OTTAWA - Un rapport sur la mort d'un détenu autochtone dans un pénitencier fédéral réserve des reproches de négligence au personnel, ajoutant qu'il a peut-être agi de façon discriminatoire.
L'Enquêteur correctionnel du Canada, Howard Sapers, conclut aussi à des déficiences dans le suivi de la tragédie survenue en octobre 2006, précisant que les délais d'investigation ont été inacceptables.
Howard Sapers qualifie l'affaire de troublante d'autant plus que les conclusions de son enquête reposent sur une multitude de sources bien documentées.

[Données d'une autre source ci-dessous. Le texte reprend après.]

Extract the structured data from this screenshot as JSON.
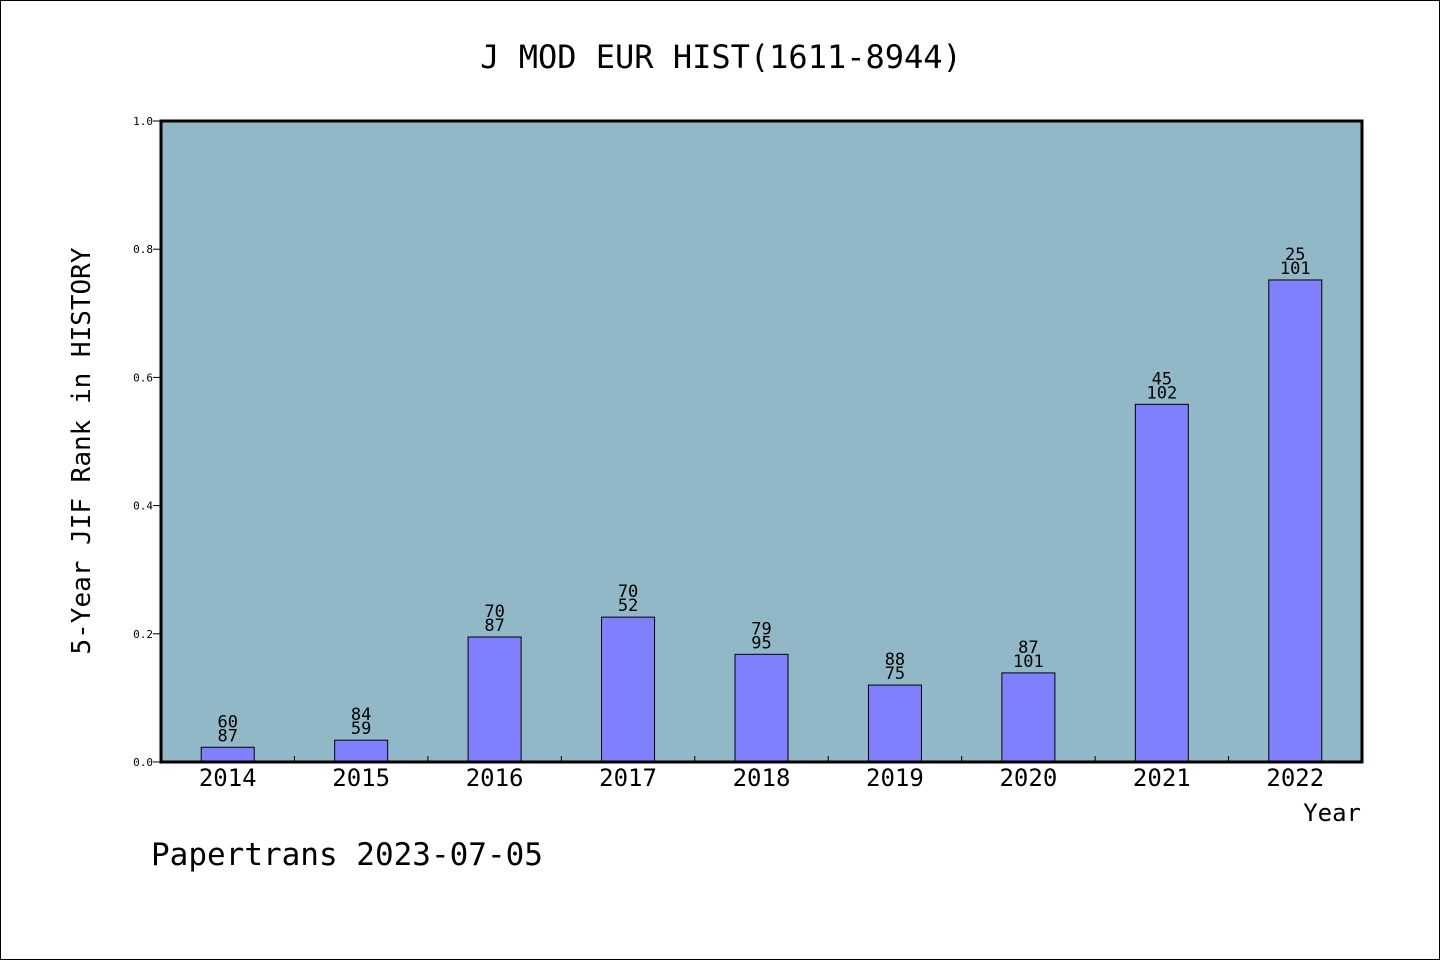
{
  "chart_data": {
    "type": "bar",
    "title": "J MOD EUR HIST(1611-8944)",
    "xlabel": "Year",
    "ylabel": "5-Year JIF Rank in HISTORY",
    "ylim": [
      0,
      1.0
    ],
    "yticks": [
      "0.0",
      "0.2",
      "0.4",
      "0.6",
      "0.8",
      "1.0"
    ],
    "categories": [
      "2014",
      "2015",
      "2016",
      "2017",
      "2018",
      "2019",
      "2020",
      "2021",
      "2022"
    ],
    "values": [
      0.023,
      0.034,
      0.195,
      0.226,
      0.168,
      0.12,
      0.139,
      0.558,
      0.752
    ],
    "bar_labels": [
      {
        "top": "60",
        "bottom": "87"
      },
      {
        "top": "84",
        "bottom": "59"
      },
      {
        "top": "70",
        "bottom": "87"
      },
      {
        "top": "70",
        "bottom": "52"
      },
      {
        "top": "79",
        "bottom": "95"
      },
      {
        "top": "88",
        "bottom": "75"
      },
      {
        "top": "87",
        "bottom": "101"
      },
      {
        "top": "45",
        "bottom": "102"
      },
      {
        "top": "25",
        "bottom": "101"
      }
    ],
    "colors": {
      "plot_background": "#90B8C6",
      "bar_fill": "#8080FF",
      "bar_stroke": "#000000"
    },
    "grid": false,
    "legend": "none"
  },
  "footer": "Papertrans 2023-07-05"
}
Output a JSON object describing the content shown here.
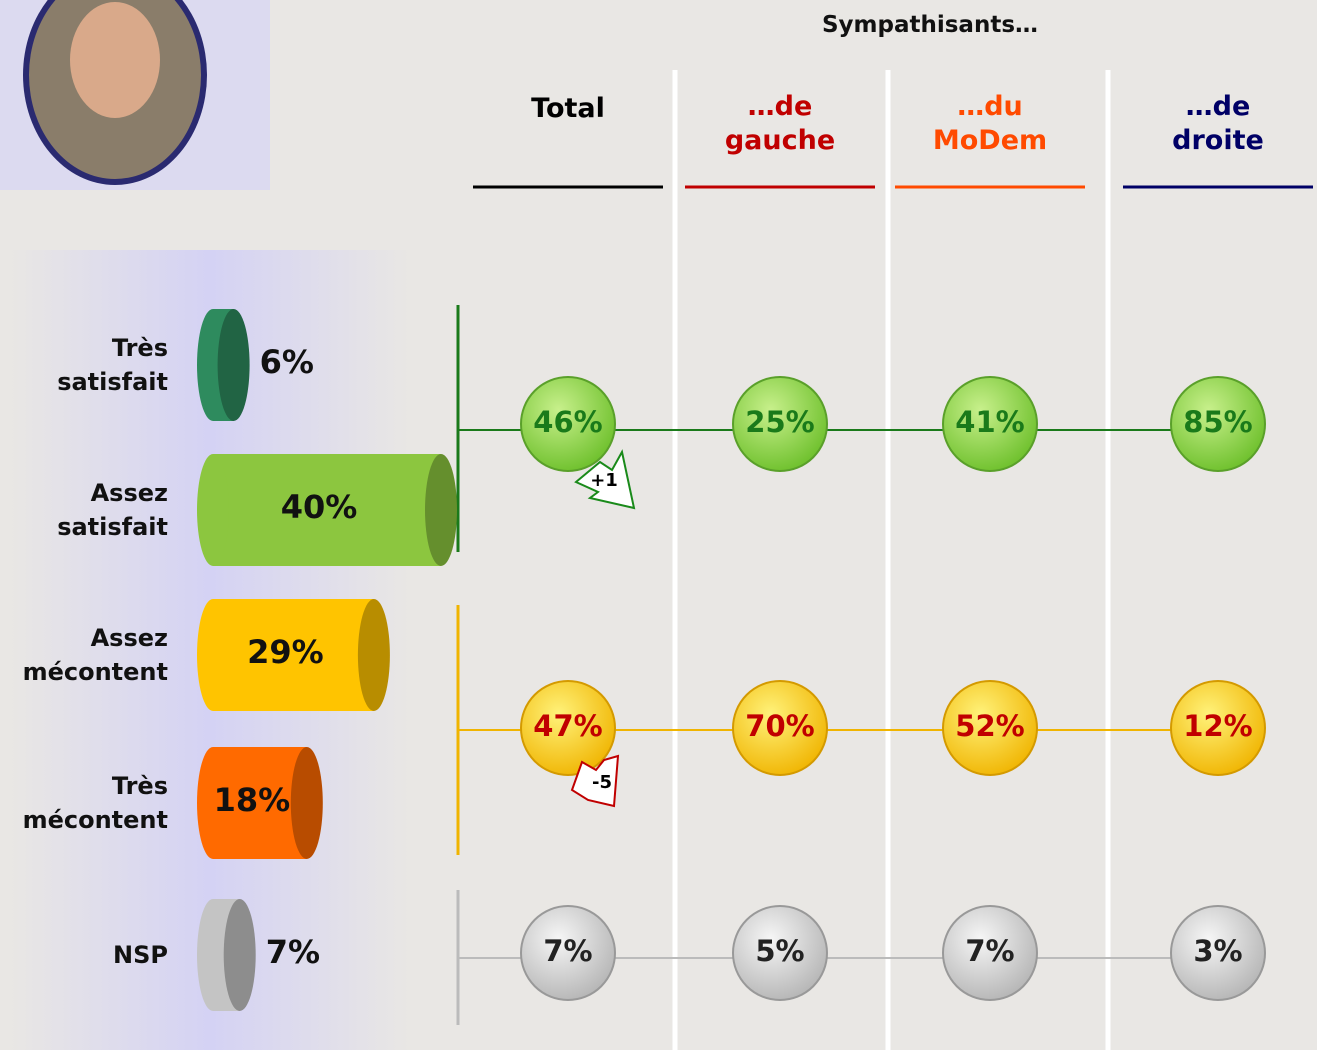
{
  "header": {
    "title": "Sympathisants…"
  },
  "columns": [
    {
      "label": "Total",
      "color": "#000000"
    },
    {
      "label": "…de gauche",
      "color": "#c00000"
    },
    {
      "label": "…du MoDem",
      "color": "#ff4a00"
    },
    {
      "label": "…de droite",
      "color": "#000066"
    }
  ],
  "chart_data": {
    "type": "bar",
    "categories": [
      "Très satisfait",
      "Assez satisfait",
      "Assez mécontent",
      "Très mécontent",
      "NSP"
    ],
    "values": [
      6,
      40,
      29,
      18,
      7
    ],
    "value_labels": [
      "6%",
      "40%",
      "29%",
      "18%",
      "7%"
    ],
    "colors": [
      "#2e8b5e",
      "#8cc63f",
      "#ffc400",
      "#ff6a00",
      "#c4c4c4"
    ]
  },
  "table": {
    "rows": [
      [
        "46%",
        "25%",
        "41%",
        "85%"
      ],
      [
        "47%",
        "70%",
        "52%",
        "12%"
      ],
      [
        "7%",
        "5%",
        "7%",
        "3%"
      ]
    ]
  },
  "changes": [
    "+1",
    "-5"
  ]
}
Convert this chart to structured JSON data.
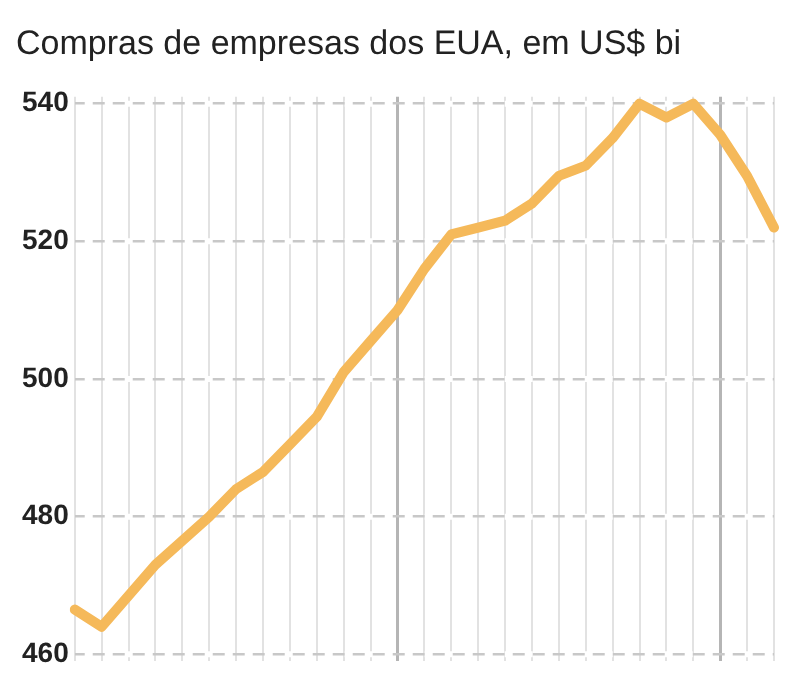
{
  "chart_data": {
    "type": "line",
    "title": "Compras de empresas dos EUA, em US$ bi",
    "categories": [
      null,
      null,
      null,
      null,
      null,
      null,
      null,
      null,
      null,
      null,
      null,
      null,
      null,
      null,
      null,
      null,
      null,
      null,
      null,
      null,
      null,
      null,
      null,
      null,
      null,
      null,
      null
    ],
    "series": [
      {
        "color": "#f5b95a",
        "values": [
          466.5,
          464,
          468.5,
          473,
          476.5,
          480,
          484,
          486.5,
          490.5,
          494.5,
          501,
          505.5,
          510,
          516,
          521,
          522,
          523,
          525.5,
          529.5,
          531,
          535,
          540,
          538,
          540,
          535.5,
          529.5,
          522
        ]
      }
    ],
    "ylim": [
      459,
      541
    ],
    "yticks": [
      460,
      480,
      500,
      520,
      540
    ],
    "grid": true,
    "legend": false,
    "marker": "none",
    "line_style": "solid",
    "tick_labels": "y"
  }
}
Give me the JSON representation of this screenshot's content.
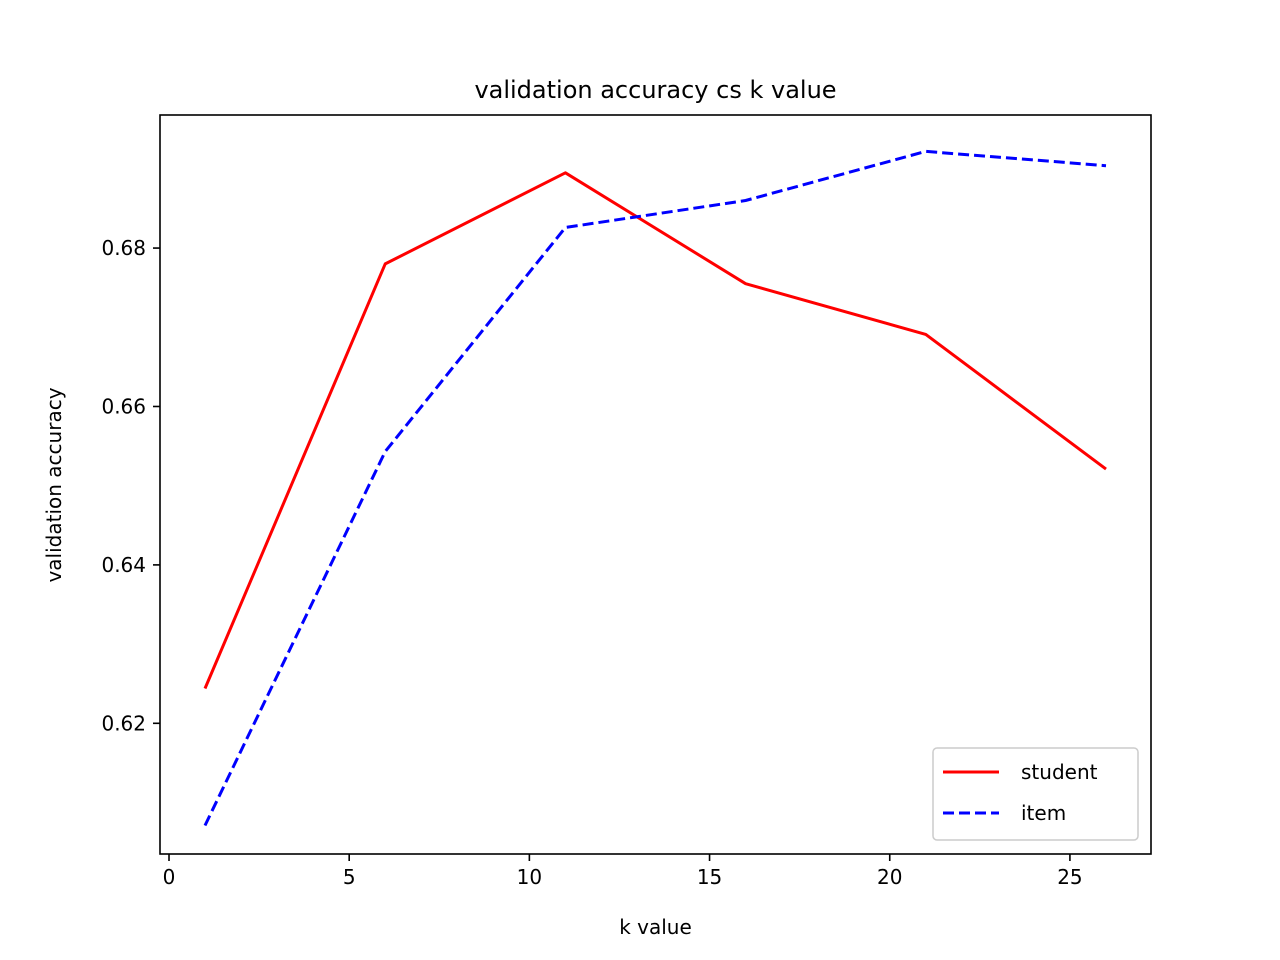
{
  "chart_data": {
    "type": "line",
    "title": "validation accuracy cs k value",
    "xlabel": "k value",
    "ylabel": "validation accuracy",
    "xlim": [
      -0.25,
      27.25
    ],
    "ylim": [
      0.6035,
      0.6968
    ],
    "xticks": [
      0,
      5,
      10,
      15,
      20,
      25
    ],
    "yticks": [
      0.62,
      0.64,
      0.66,
      0.68
    ],
    "xtick_labels": [
      "0",
      "5",
      "10",
      "15",
      "20",
      "25"
    ],
    "ytick_labels": [
      "0.62",
      "0.64",
      "0.66",
      "0.68"
    ],
    "grid": false,
    "legend_position": "lower-right",
    "x": [
      1,
      6,
      11,
      16,
      21,
      26
    ],
    "series": [
      {
        "name": "student",
        "values": [
          0.6244,
          0.678,
          0.6895,
          0.6755,
          0.6691,
          0.6521
        ],
        "color": "#ff0000",
        "style": "solid"
      },
      {
        "name": "item",
        "values": [
          0.6071,
          0.6543,
          0.6826,
          0.686,
          0.6922,
          0.6904
        ],
        "color": "#0000ff",
        "style": "dashed"
      }
    ]
  }
}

Le rapport de M.Sapers et celui des Services correctionnels du Canada affirment tous deux que le personnel du pénitencier a erré en diagnostiquant mal la nature et la gravité des blessures du détenu autochtone.
Aucun soin ne lui a été donné dans la demi-heure s'étant écoulée entre la constatation de son état et l'arrivée des techniciens ambulanciers. Le détenu a été laissé seul dans sa cellule alors qu'il souffrait d'une importante perte de sang au bras gauche; c'est ce qui a éventuellement causé sa mort.
Le rapport de M. Sapers n'identifie ni le pénitencier, ni le détenu concernés, pour des raisons de vie privée. Les détails correspondent toutefois au cas de Martin Blackburn, un détenu autochtone qui s'est suicidé en octobre 2006 au pénitencier de Warkworth, à 200 kilomètres au nord-est de Toronto.
Howard Sapers reproche aux autorités de ne pas avoir cherché à savoir si le fait que le détenu était autochtone a pu déterminer le manque d'attention dont il a fait l'objet.
"Ce que je trouve particulièrement troublant est qu'il ne s'agit pas d'un incident isolé, et que les problèmes sont bien documentés et bien connus des services correctionnels depuis un bon moment, a-t-il dit. Je crois que plusieurs problèmes sont en jeu. Le manque de ressources en est certainement un. (...) Mais il faut aussi s'assurer que les ressources disponibles sont utilisées dans les endroits prioritaires."
Quatre employés ont été suspendus sans solde pour de 10 à 20 jours relativement à cette affaire, mais le rapport estime que la réaction de Services correctionnels du Canada a été moins que satisfaisante - encore une fois.
"Nous constatons de nouveau que (Services correctionnels du Canada) ne s'acquitte pas correctement de sa responsabilité de protéger la vie et de prendre acte rapidement des recommandations ayant trait à la mort de détenus, a-t-il écrit. Nous continuerons à assister à des morts tragiques, comme celle-ci, tant que Services correctionnels du Canada ne mettra pas en place les mesures correctives nécessaires dans tous ses établissements pour améliorer les soins de santé mentale, répondre aux besoins des détenus et améliorer la réaction du personnel aux situations d'urgence."
M. Sapers recommande notamment à Services correctionnels du Canada de filmer les réponses médicales d'urgence, de mettre en place immédiatement un programme de sensibilisation aux différences culturelles, de partager rapidement avec les policiers toutes les informations relativement à la mort d'un détenu et de mettre en place une politique pour répondre aux allégations de discrimination.
Services correctionnels du Canada a indiqué avoir l'intention de répondre à ces recommandations et de faire enquête sur les allégations de discrimination.